Gli obiettivi colpiti includono postazioni militari in Mali, Burkina Faso e Togo, e ci sono segnali di un’espansione delle attività anche in Niger e Benin. Tra gli episodi più gravi si segnalano: l’attacco di giugno 2025 a Boulkessi (Mali), in cui sono morti decine di soldati maliani; quello di aprile 2025 in Togo, costato la vita a cinque militari; e l’attacco di maggio a Eknewane (Niger), che ha provocato la morte di 41 soldati nigerini.

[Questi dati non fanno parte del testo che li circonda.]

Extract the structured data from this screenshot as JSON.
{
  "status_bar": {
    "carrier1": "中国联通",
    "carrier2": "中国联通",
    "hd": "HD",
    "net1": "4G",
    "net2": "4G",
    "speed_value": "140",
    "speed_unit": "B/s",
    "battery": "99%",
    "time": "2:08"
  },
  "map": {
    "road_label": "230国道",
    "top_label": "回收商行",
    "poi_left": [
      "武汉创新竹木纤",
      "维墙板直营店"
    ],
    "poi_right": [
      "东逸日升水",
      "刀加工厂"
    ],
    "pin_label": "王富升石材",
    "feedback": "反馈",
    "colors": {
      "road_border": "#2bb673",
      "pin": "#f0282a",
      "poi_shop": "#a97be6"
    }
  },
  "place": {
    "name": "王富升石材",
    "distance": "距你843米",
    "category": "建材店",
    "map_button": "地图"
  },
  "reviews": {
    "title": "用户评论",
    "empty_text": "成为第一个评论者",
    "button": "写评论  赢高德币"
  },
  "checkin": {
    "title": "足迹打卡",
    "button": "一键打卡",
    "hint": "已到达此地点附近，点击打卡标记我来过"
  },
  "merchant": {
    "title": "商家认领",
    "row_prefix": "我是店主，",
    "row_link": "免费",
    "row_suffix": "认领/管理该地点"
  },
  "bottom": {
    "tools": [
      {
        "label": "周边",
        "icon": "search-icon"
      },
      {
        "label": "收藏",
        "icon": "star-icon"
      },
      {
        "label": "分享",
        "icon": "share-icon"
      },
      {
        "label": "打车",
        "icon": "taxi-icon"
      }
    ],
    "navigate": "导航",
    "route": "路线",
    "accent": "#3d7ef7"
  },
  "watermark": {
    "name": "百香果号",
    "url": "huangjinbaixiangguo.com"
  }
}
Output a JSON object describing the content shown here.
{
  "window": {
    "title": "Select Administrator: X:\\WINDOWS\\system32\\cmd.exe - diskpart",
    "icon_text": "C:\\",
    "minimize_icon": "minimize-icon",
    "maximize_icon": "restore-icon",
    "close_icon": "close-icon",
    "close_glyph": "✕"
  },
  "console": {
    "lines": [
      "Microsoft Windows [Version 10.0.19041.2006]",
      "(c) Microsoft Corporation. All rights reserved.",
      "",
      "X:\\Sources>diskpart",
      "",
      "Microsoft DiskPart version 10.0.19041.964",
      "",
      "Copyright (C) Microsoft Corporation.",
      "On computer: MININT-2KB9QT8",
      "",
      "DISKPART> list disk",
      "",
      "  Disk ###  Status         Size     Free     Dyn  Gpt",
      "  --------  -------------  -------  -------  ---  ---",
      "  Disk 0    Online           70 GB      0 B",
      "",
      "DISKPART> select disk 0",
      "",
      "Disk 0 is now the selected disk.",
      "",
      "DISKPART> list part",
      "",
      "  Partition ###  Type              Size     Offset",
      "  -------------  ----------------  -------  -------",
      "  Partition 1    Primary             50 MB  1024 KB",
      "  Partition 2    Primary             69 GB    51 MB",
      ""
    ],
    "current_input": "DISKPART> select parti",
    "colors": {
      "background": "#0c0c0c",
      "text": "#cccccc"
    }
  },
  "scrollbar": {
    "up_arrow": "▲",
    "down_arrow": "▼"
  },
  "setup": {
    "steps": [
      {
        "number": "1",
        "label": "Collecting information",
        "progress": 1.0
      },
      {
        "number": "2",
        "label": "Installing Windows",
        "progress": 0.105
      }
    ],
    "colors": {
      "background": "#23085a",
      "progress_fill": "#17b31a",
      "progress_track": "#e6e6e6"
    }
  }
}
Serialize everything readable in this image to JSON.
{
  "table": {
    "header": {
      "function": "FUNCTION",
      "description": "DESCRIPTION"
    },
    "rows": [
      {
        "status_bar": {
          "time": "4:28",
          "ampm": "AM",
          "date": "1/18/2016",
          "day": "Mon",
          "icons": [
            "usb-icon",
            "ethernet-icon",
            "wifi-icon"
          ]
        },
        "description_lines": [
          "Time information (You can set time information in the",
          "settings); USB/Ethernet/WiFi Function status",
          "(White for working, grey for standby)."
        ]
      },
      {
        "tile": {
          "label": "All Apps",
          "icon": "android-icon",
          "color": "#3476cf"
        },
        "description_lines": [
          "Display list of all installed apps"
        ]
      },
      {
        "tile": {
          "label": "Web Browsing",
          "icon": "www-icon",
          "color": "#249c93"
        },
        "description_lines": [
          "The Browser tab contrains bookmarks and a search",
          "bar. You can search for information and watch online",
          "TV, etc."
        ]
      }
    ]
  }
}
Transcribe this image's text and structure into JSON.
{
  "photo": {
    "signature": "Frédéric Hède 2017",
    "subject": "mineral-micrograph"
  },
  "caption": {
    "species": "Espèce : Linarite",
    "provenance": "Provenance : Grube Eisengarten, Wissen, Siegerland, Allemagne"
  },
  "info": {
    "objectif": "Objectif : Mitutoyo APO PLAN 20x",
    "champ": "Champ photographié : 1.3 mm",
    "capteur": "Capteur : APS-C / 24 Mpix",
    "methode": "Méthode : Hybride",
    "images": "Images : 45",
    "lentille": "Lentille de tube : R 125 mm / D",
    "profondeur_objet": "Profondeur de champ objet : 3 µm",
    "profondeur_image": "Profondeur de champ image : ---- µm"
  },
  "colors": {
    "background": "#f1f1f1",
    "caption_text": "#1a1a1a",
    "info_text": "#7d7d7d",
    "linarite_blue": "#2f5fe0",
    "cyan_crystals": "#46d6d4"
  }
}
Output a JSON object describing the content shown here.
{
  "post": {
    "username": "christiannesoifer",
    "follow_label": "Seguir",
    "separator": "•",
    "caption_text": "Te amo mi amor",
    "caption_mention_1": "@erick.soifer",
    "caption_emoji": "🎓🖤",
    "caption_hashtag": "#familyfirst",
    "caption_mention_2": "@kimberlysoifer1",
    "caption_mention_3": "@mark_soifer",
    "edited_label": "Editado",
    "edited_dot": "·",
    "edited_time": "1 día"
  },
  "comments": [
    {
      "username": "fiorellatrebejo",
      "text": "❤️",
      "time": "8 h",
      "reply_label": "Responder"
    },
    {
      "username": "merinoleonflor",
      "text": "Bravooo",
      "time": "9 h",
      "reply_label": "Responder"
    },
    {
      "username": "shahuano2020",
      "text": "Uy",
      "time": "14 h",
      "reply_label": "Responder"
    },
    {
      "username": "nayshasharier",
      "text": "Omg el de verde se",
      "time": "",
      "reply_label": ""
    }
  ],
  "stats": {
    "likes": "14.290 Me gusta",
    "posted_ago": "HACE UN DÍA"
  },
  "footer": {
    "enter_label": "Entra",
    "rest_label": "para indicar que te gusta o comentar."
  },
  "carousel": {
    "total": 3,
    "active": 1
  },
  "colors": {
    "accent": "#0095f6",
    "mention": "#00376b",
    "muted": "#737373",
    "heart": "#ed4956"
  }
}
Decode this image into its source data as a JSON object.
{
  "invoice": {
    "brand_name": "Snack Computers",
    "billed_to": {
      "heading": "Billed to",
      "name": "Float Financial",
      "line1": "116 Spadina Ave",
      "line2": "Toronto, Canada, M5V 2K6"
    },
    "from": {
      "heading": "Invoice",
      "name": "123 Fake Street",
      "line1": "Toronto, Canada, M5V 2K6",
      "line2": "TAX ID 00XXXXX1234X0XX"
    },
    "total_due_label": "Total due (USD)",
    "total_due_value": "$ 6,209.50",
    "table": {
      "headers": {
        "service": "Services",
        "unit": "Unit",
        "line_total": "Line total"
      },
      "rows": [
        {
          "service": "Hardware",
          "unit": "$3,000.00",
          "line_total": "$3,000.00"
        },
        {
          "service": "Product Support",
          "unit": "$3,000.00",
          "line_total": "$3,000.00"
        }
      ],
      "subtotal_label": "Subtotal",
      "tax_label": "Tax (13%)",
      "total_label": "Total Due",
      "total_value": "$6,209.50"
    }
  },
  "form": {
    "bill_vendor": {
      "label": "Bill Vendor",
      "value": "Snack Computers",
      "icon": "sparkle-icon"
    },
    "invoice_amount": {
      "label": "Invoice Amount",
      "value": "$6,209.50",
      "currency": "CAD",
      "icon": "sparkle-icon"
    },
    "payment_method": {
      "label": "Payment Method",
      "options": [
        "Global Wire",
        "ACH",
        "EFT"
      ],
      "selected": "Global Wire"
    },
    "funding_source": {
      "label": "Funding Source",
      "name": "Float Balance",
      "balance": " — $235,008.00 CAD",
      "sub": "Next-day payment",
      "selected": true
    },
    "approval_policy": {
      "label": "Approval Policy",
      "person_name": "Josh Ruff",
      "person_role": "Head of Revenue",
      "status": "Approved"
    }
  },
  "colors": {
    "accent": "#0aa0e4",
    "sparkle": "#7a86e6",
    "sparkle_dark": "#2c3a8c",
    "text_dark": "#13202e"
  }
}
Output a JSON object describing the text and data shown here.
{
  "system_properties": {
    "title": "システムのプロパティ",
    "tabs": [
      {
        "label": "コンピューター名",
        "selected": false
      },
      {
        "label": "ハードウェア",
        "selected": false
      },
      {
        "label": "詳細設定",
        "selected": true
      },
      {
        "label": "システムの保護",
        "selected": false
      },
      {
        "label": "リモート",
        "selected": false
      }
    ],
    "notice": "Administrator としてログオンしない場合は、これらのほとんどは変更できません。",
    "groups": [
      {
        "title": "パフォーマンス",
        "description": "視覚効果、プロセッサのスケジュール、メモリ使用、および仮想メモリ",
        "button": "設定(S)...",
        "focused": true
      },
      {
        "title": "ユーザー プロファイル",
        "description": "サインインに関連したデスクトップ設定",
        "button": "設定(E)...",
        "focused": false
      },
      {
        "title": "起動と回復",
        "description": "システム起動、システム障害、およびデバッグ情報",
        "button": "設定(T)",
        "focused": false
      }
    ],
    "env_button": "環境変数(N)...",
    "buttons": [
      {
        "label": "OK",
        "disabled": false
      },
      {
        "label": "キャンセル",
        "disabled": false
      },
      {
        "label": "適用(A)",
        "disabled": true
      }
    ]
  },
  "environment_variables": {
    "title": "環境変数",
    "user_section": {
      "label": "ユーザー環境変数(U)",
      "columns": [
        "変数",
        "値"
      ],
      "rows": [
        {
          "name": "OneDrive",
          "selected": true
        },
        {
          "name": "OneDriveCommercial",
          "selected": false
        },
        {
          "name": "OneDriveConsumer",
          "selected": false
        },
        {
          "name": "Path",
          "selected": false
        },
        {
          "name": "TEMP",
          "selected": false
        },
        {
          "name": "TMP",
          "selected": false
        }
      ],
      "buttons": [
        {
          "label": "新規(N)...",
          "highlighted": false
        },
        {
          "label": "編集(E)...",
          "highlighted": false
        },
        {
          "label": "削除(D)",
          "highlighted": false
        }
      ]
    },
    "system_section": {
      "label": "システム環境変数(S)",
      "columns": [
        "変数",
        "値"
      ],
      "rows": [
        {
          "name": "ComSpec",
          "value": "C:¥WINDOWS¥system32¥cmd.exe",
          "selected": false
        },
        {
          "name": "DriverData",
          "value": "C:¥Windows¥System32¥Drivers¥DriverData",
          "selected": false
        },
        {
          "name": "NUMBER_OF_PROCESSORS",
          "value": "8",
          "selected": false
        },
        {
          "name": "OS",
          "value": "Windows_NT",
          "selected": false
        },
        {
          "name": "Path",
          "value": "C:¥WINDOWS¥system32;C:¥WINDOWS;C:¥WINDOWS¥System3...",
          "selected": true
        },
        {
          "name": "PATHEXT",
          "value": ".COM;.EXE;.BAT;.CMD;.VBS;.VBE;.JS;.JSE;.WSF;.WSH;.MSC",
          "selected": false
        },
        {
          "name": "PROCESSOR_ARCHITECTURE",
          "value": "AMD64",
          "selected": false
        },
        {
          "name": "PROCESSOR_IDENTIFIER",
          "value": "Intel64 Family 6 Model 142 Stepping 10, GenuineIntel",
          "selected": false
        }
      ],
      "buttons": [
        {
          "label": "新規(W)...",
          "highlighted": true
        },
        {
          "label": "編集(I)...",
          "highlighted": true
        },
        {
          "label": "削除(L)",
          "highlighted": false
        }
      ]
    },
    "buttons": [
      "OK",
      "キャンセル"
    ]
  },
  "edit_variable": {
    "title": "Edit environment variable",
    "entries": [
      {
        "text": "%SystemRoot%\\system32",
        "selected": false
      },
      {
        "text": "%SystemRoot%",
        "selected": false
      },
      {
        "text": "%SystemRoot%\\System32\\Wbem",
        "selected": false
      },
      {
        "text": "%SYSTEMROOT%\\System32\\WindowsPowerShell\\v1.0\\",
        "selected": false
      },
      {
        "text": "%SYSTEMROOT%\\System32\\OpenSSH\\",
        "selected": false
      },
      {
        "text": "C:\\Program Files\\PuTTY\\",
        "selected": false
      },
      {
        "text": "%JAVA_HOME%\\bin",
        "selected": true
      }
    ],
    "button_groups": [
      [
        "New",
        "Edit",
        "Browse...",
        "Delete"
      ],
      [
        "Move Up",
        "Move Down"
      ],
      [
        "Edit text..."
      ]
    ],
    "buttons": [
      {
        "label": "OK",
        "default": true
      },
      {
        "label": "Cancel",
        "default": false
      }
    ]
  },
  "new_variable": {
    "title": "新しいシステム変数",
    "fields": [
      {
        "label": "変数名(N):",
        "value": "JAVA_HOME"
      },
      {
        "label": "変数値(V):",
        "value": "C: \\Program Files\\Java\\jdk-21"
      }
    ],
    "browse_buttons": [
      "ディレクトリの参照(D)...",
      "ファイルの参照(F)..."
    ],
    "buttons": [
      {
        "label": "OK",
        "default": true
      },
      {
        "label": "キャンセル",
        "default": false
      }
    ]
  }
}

Le strategie belliche dei gruppi
Il Jnim non è l’unico attore a utilizzare questa tecnologia: anche il Fronte di Liberazione dell’Azawad (Fla) ha avviato operazioni con droni. Secondo il report, “l’adozione precoce da parte del Fla di droni con decollo e atterraggio verticale (VTOL) e visuale in prima persona (FPV), unita alla possibile condivisione di competenze tecniche tramite operazioni congiunte e all’integrazione di ex membri del Fla, ha probabilmente accelerato le capacità del Jnim nell’impiego dei droni”. Il Jnim utilizza droni commerciali, come i DJI o FPV, modificati per trasportare cariche esplosive. Impiega inoltre algoritmi di intelligenza artificiale offline per ottimizzare le traiettorie di volo ed eludere i sistemi di disturbo elettronico. Gli attacchi vengono filmati e diffusi sui canali social del gruppo jihadista, spesso con l’obiettivo di ottenere visibilità anche oltre la cerchia dei simpatizzanti, alimentando la pressione psicologica sulle forze regolari.
Il ricorso ai droni sembra essere legato anche a dinamiche psicologiche e di propaganda: molte immagini imitano i video diffusi dalle forze governative per ribaltare la narrazione del potere aereo e rivendicare un presunto predominio. Di fronte a questa minaccia, gli eserciti locali risultano impreparati: le capacità di rilevamento sono limitate e le risposte ancora disorganiche. “Il Jnim ha trasformato i droni in strumenti di guerra asimmetrica. Senza una risposta coordinata, la minaccia supererà presto la capacità di controllo degli Stati”, si legge nel report.
Tra le raccomandazioni avanzate dagli autori figurano: la creazione di una task force regionale anti-droni; lo sviluppo di contromisure accessibili, come jammer e decoy; e l’addestramento delle truppe in tecniche di sopravvivenza, come il camuffamento e l’uso di fumogeni. Il Sahel, già epicentro del jihadismo globale, sta dunque affrontando un nuovo salto tecnologico nella guerra asimmetrica. Mali, Niger e Burkina Faso, guidati da giunte militari e uniti nella Confederazione degli Stati del Sahel, hanno annunciato la prossima creazione di una forza congiunta di 5.000 uomini per armonizzare la risposta ai gruppi terroristici armati. Ognuno di questi Paesi ha già acquistato droni armati dal produttore turco Baykar, che vengono attualmente impiegati nelle operazioni militari.